Moroccan Couscous Salad

I thought the prep for this salad was very similar to a quinoa salad, where the couscous is cooked and fresh diced vegetables are added to it, then served up warm or chilled. It's very easy to do. The longest prep time of the recipe is chopping the vegetables. This ingredient ratio is adapted from the Bon Apetit magazine. I served this with the Moroccan Roasted Chicken.

Ingredients

2 c low-sodium, organic chicken broth
8 oz Israeli couscous
1 large red pepper, seeded and diced
1 large carrot, peeled and thinly sliced
1/2 English cucumber, unpeeled and diced
1 tbsp ground ginger
2 garlic cloves, minced
1 tsp ground turmeric
1/2 tsp ground cinnamon
1/4 tsp ground cumin
grated lemon peel from 1 lemon
juice of 1 medium lemon (2-3 tbsp)

Directions

1. In a 2 or 3 quart pot (with a lid), bring broth and spices to a boil. Add couscous, stir, and turn off heat. Cover with a lid and let it sit for 15-20 minutes, until all the liquid has been absorbed. Fluff with a fork.

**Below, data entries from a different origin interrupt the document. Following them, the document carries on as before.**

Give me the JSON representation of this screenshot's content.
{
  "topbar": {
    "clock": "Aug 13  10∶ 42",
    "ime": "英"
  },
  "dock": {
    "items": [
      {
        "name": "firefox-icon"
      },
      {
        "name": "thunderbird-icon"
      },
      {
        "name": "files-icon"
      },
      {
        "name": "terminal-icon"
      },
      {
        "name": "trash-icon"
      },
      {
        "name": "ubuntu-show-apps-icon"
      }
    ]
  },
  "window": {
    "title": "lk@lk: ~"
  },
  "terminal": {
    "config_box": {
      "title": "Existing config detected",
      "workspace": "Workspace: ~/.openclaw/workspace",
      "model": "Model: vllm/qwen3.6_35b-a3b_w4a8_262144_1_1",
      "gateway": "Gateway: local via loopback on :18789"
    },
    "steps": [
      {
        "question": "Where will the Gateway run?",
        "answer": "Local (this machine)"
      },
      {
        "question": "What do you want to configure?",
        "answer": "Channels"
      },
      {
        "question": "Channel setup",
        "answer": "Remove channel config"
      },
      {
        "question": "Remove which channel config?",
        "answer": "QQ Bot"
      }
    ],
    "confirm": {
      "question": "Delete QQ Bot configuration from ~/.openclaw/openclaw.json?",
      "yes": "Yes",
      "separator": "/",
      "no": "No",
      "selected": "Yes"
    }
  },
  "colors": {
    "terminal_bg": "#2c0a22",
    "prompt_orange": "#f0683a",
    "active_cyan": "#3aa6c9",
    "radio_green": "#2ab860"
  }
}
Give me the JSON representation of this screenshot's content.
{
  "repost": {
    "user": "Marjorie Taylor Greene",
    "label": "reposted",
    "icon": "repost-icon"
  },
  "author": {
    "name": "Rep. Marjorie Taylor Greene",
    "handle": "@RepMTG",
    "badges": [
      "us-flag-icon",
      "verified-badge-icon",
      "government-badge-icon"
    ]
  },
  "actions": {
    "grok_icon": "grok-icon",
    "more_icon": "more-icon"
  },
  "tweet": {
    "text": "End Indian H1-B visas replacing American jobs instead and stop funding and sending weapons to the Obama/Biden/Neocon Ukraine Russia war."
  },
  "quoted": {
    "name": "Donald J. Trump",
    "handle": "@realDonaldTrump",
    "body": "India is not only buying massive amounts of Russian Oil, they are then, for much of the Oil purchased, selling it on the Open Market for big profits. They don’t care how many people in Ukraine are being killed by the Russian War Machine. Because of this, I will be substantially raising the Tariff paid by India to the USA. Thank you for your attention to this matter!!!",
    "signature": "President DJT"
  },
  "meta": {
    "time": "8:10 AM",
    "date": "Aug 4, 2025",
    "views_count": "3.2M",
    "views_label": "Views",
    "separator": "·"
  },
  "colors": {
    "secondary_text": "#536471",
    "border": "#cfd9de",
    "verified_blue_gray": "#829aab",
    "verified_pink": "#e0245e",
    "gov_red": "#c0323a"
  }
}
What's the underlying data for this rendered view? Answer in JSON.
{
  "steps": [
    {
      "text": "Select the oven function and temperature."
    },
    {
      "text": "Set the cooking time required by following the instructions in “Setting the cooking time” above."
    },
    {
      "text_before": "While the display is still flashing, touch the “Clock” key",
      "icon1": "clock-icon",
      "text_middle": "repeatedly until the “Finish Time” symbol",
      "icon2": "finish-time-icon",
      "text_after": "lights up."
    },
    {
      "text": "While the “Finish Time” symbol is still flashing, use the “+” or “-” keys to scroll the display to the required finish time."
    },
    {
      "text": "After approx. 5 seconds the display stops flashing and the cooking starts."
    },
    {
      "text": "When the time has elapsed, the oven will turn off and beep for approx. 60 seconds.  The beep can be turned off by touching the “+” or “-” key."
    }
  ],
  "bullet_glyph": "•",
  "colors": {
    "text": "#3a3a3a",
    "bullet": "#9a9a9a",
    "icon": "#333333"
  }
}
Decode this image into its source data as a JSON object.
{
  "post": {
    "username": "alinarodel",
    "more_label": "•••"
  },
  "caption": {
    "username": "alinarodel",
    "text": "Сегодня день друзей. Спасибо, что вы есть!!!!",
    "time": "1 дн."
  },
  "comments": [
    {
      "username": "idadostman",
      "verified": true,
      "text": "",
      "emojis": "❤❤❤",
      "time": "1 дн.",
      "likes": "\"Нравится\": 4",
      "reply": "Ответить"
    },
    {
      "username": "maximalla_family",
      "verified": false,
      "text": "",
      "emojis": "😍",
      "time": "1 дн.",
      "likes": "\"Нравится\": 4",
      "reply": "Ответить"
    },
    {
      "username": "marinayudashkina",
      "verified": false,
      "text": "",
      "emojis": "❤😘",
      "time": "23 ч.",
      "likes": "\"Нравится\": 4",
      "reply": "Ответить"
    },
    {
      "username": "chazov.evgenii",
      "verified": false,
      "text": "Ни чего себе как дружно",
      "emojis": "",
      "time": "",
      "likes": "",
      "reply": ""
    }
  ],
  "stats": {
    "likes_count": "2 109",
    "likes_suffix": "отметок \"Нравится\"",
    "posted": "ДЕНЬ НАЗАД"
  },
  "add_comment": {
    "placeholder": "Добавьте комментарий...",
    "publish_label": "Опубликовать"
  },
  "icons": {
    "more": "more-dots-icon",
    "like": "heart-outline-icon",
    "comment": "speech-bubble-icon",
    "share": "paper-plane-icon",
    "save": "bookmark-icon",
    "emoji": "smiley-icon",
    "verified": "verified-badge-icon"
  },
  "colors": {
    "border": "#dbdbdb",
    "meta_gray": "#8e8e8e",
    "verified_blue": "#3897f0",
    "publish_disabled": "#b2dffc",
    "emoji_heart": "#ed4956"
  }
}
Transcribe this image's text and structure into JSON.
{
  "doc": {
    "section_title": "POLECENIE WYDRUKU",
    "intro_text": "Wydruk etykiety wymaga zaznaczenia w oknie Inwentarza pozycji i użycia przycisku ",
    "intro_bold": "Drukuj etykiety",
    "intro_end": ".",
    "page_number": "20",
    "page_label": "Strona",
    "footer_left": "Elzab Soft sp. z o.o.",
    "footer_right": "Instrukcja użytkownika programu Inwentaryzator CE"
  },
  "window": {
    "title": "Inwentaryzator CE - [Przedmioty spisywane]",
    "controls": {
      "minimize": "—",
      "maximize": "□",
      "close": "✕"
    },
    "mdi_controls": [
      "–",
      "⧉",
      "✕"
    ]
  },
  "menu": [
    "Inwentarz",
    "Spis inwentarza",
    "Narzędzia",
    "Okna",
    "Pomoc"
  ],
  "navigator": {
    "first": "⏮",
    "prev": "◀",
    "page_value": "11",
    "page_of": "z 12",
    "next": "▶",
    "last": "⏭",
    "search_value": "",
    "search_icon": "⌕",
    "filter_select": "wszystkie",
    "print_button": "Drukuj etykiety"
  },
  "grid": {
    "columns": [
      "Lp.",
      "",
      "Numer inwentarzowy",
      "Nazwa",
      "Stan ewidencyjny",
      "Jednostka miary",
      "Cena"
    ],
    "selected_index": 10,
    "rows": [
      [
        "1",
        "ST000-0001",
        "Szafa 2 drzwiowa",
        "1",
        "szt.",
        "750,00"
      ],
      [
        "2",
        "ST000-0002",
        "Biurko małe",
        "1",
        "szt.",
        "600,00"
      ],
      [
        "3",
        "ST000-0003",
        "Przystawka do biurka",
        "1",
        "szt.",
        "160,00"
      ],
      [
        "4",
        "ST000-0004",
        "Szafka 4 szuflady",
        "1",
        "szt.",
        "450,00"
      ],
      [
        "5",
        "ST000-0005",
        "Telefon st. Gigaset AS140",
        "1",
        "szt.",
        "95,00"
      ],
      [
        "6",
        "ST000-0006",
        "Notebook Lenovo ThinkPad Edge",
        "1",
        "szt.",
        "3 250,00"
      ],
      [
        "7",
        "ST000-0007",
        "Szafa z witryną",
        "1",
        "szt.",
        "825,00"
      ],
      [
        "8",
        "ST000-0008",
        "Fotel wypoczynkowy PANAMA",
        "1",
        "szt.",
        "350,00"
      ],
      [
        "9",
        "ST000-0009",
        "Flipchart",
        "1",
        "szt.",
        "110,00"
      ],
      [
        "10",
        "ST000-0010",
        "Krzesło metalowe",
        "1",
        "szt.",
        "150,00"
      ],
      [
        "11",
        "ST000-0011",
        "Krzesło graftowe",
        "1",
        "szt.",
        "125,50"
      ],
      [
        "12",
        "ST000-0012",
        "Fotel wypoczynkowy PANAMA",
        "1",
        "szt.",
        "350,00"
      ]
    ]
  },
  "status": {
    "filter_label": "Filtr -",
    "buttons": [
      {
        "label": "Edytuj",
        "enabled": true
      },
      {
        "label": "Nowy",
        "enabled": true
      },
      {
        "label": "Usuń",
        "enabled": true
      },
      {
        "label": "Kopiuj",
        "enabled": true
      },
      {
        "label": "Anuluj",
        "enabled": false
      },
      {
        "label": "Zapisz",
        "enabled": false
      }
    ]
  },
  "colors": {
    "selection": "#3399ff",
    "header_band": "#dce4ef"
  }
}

2. Add vegetables, lemon juice, and lemon peel to the pot and stir to combine. Transfer couscous salad to a serving dish. Serve warm or chilled.

Quick Preserved Lemon

Preserved lemon is a common ingredient to chutneys and by itself as a condiment. I used this recipe as part of a lemon-onion sauce for some roasted chicken. Bittman of the NY Times food section uses a ratio of 2:1 for sugar to salt. I adjusted the salt down, but it was still too salty in the sauce. The salty-sweet-sour of the lemon is a good flavor though. In retrospect, I'd eliminate the added salt in the chutney recipe.

Ingredients

1 fresh lemon
1 tbsp organic granulated sugar
2 tsp kosher salt

Directions

Wash, halve and de-seed the lemon. Slice lemon into 1/4" dice and put into a glass jar with its juice. Add salt and sugar. Muddle the ingredients together, then cover and refrigerate for a few hours.

Use this in recipes that call for preserved lemon.